Three vulnerabilities found within the open-source PHP package deal Voyager for managing Laravel functions may very well be used for distant code execution assaults.
The problems stay unfixed and might be exploited towards an authenticated Voyager consumer that clicks on a malicious hyperlink.
Vulnerability researchers at SonarSource, a code high quality and safety firm, say that they tried to report the failings to the Voyager maintainers however obtained no reply throughout the 90-day window the corporate offers as per its vulnerability disclosure coverage.
Vulnerability particulars
The SonarQube Cloud workforce discovered the primary vulnerability in Voyager, an arbitrary file write, throughout its routine scans. Trying nearer on the challenge, they found further safety points that may very well be mixed to run one-click distant code execution assaults on reachable Voyager cases.
The three flaws are summarizes as follows:
- CVE-2024-55417 – Voyager’s media add characteristic permits attackers to add malicious recordsdata by bypassing MIME-type verification. By crafting a polyglot file that seems as a picture or video however comprises executable PHP code, an attacker can obtain distant code execution if the file is processed on the server.
- CVE-2024-55416 – The /admin/compass endpoint in Voyager improperly sanitizes consumer enter, permitting attackers to inject JavaScript into popup messages. If an authenticated admin clicks on a malicious hyperlink, the script executes of their browser, doubtlessly permitting attackers to carry out actions on their behalf, together with escalating to distant code execution.
- CVE-2024-55415 – A flaw within the file administration system permits attackers to govern file paths and delete or entry arbitrary recordsdata on the server. By exploiting this, attackers can disrupt companies, erase vital recordsdata, or extract delicate data.
In response to SonarQube Cloud researchers, they reported the three points to Voyager maintainers over e mail and GitHub since September 11, 2024, however obtained no communication again.
Within the 90-day disclosure interval, they tried a number of occasions to acquire a reply and inform that the general public disclosure date was approaching.

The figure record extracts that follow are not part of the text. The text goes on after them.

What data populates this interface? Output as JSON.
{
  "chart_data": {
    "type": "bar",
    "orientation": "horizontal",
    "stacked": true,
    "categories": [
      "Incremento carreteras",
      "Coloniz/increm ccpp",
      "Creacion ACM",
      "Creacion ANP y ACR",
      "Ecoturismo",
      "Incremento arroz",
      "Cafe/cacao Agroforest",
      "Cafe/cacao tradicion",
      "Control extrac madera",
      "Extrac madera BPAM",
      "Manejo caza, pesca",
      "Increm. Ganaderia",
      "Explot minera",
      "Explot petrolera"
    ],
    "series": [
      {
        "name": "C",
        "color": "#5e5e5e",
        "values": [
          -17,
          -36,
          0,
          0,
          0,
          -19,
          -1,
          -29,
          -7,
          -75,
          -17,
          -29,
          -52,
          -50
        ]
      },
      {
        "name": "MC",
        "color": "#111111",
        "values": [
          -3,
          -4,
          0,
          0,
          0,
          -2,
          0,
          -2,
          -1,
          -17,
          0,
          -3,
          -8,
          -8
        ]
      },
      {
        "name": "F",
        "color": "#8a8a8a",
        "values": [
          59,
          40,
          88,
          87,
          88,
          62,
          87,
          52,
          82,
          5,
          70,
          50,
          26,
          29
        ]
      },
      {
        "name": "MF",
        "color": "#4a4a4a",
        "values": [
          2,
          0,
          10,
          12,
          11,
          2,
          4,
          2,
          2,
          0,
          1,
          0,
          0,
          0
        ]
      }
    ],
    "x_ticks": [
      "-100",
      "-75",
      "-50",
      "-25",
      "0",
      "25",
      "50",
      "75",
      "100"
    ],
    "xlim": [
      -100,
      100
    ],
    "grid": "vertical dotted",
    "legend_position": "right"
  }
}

The researchers say that additionally they opened a safety report through GitHub on November 28 and that they notified the Voyager maintainers that the 90-day disclosure window expired and so they have been about to share the technical particulars publicly.
Influence and suggestions
Voyager is primarily utilized by Laravel builders who want a pre-built admin panel to handle their functions.

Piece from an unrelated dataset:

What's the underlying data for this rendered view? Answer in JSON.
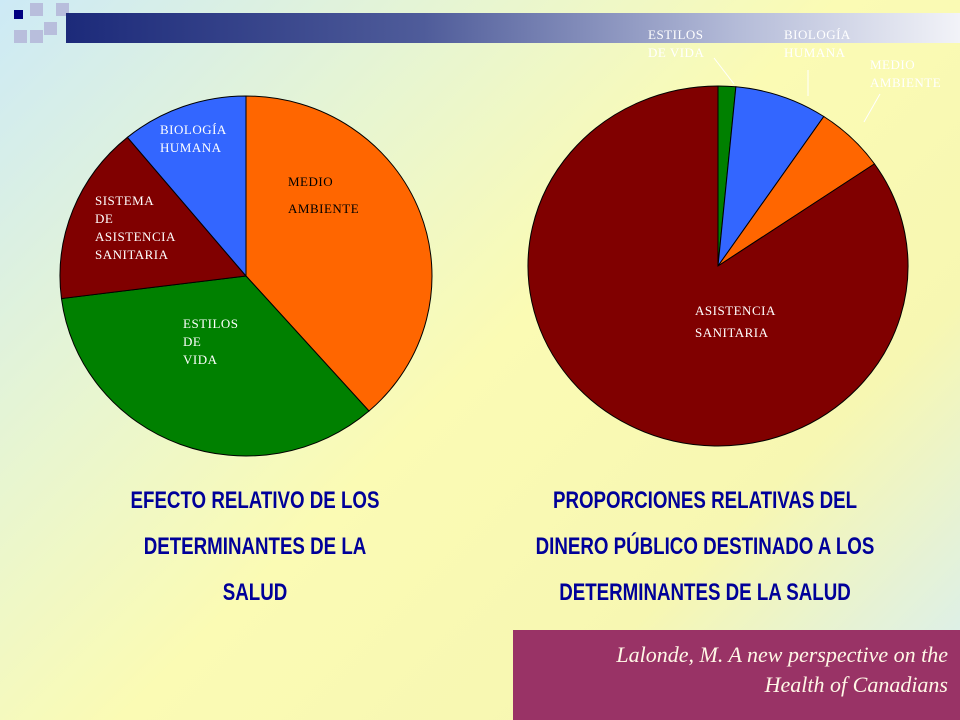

Typical customers are net growth corporations, startups, freelance builders, Laravel hobbyists, and usually, small to medium-sized companies that use Laravel for inner instruments or CMS-based functions.
The Voyager challenge is extremely in style because it has been forked 2,700 occasions on GitHub, obtained greater than 11,800 stars and counts hundreds of thousands of downloads.
On condition that the three flaws SonarQube found stay unpatched, Voyager customers ought to take into account proscribing entry to trusted customers solely, limiting “browse_media” permissions to stop unauthorized file uploads, and utilizing role-based entry management (RBAC) to attenuate publicity.
Server-level safety measures embody disabling the execution of PHP recordsdata, utilizing strict MIME sort validation to reject polyglot recordsdata, and usually monitoring logs for uncommon file add or entry exercise.
If safety is vital, keep away from utilizing Voyager in manufacturing environments till official patches are out, or take into account migrating to a different Laravel admin panel.